Publicaba The New York Times un curioso artículo sobre si recordaremos cómo dar abrazos después de la pandemia, cuando la distancia social desaparezca. En esto de dar abrazos también hay diferencias culturales y a los mediterráneos los abrazos anglosajones siempre nos han parecido, en general, bastante rígidos y envarados, como si los abrazantes no estuvieran del todo cómodos. Nada que ver con el abrazo nacido en la cuenca del Mare Nostrum que a ellos les resulta excesivo e invasivo, pero a nosotros nos parece que no es sincero si, por lo menos, no hay una costilla fracturada. Fiel a su tradición y fruto de la machacona normalización –de norma– moderna del ámbito personal, el artículo propone unas reglas básicas a la hora de abrazar que algunos lectores sin duda encontrarán perfectamente prescindibles cuando llegue el momento. Pero el texto sobre todo propone que, ocurra lo que ocurra, no nos olvidemos de la trascendencia de ese gesto.

Porque dar abrazos es algo que todos hemos dado completamente por hecho, natural e incluso fastidioso hasta que nos han dicho –o nos hemos dado cuenta– que no podíamos hacerlo. Lo mismo que desgraciadamente puede pasar con algunos hábitos democráticos que se están viendo peligrosamente alterados por las circunstancias especiales, no ya de la covid, sino de lo que los estudiosos gustan de denominar “el momento histórico”. Son cosas que, tomadas de una en una, no son decisivas y pueden ser explicadas por la coyuntura, pero que puestas en conjunto hacen plantearse si no llegará el día en que tengamos que recordar cómo era la democracia.

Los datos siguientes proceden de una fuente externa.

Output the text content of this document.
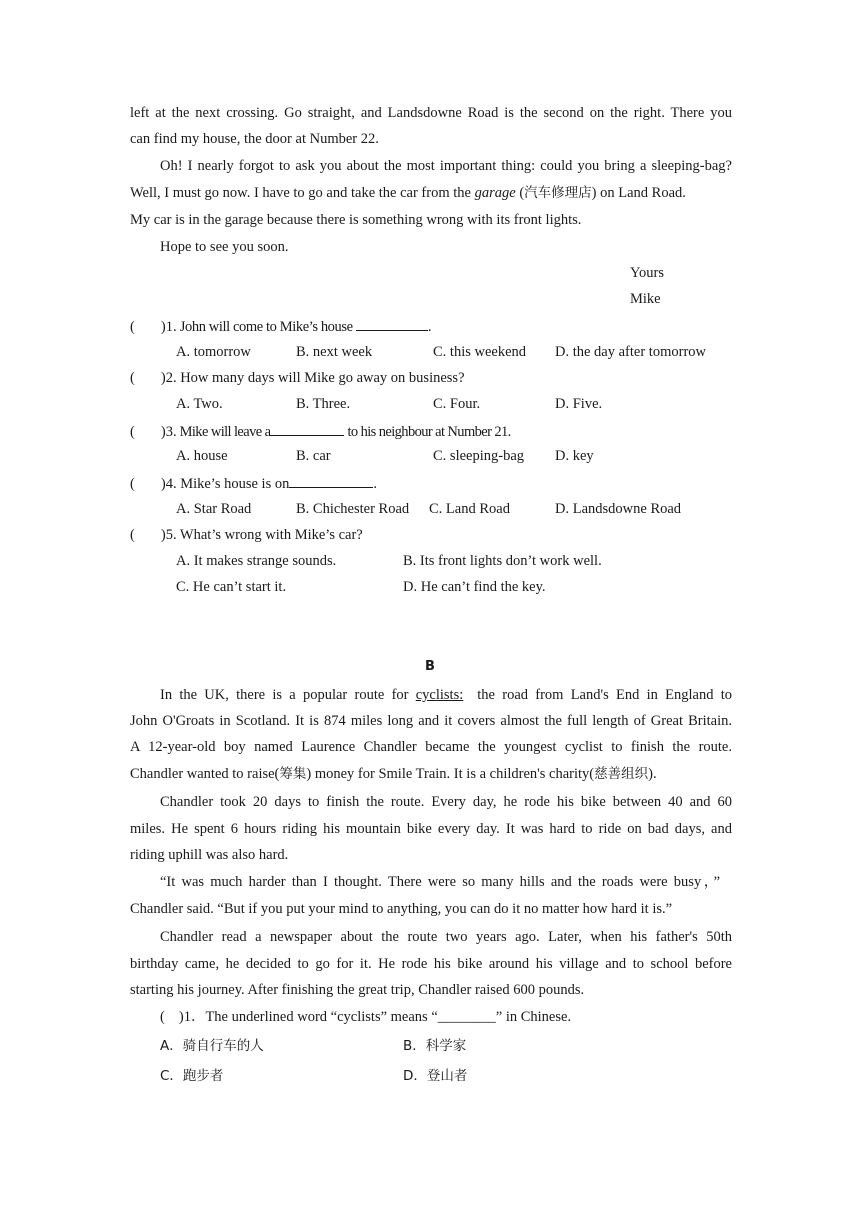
left at the next crossing. Go straight, and Landsdowne Road is the second on the right. There you
can find my house, the door at Number 22.
Oh! I nearly forgot to ask you about the most important thing: could you bring a sleeping-bag?
Well, I must go now. I have to go and take the car from the garage (汽车修理店) on Land Road.
My car is in the garage because there is something wrong with its front lights.
Hope to see you soon.
Yours
Mike
( )1. John will come to Mike’s house	.
A. tomorrow	B. next week	C. this weekend D. the day after tomorrow
( )2. How many days will Mike go away on business?
A. Two.	B. Three.	C. Four.	D. Five.
( )3. Mike will leave a	to his neighbour at Number 21.
A. house	B. car	C. sleeping-bag D. key
( )4. Mike’s house is on	.
A. Star Road	B. Chichester Road C. Land Road	D. Landsdowne Road
( )5. What’s wrong with Mike’s car?
A. It makes strange sounds.	B. Its front lights don’t work well.
C. He can’t start it.	D. He can’t find the key.
B
In the UK, there is a popular route for cyclists: the road from Land's End in England to
John O'Groats in Scotland. It is 874 miles long and it covers almost the full length of Great Britain.
A 12-year-old boy named Laurence Chandler became the youngest cyclist to finish the route.
Chandler wanted to raise(筹集) money for Smile Train. It is a children's charity(慈善组织).
Chandler took 20 days to finish the route. Every day, he rode his bike between 40 and 60
miles. He spent 6 hours riding his mountain bike every day. It was hard to ride on bad days, and
riding uphill was also hard.
“It was much harder than I thought. There were so many hills and the roads were busy，”
Chandler said. “But if you put your mind to anything, you can do it no matter how hard it is.”
Chandler read a newspaper about the route two years ago. Later, when his father's 50th
birthday came, he decided to go for it. He rode his bike around his village and to school before
starting his journey. After finishing the great trip, Chandler raised 600 pounds.
( )1．The underlined word “cyclists” means “________” in Chinese.
A．骑自行车的人	B．科学家
C．跑步者	D．登山者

Algunos ejemplos de lo que está sucediendo. La campaña electoral en EE.UU. se produce en medio de un permanente cuestionamiento de las reglas del juego, del resultado y de lo que vendrá después, no por un candidato aspirante nuevo en política y radicalizado, sino por el que ya está en el poder gracias a esas mismas reglas, resultados y lo que vino después. Reino Unido, con su larguísima tradición parlamentaria, está a punto de provocar una catástrofe económica dentro y fuera de sus fronteras merced a la efectividad demagógica en un referéndum de un político de cuarta cuya máxima habilidad era tumbar a cervezas a los periodistas que le entrevistaban y del que ya nadie recuerda su nombre. Y luego está la rabia. La frustración general de una ciudadanía que ha trasladado su enfado con los políticos a su desapego, o rechazo, al mismo sistema. Cuando todo esto pase tal vez volvamos a recordar con cariño lo aburridas que eran las democracias que funcionan.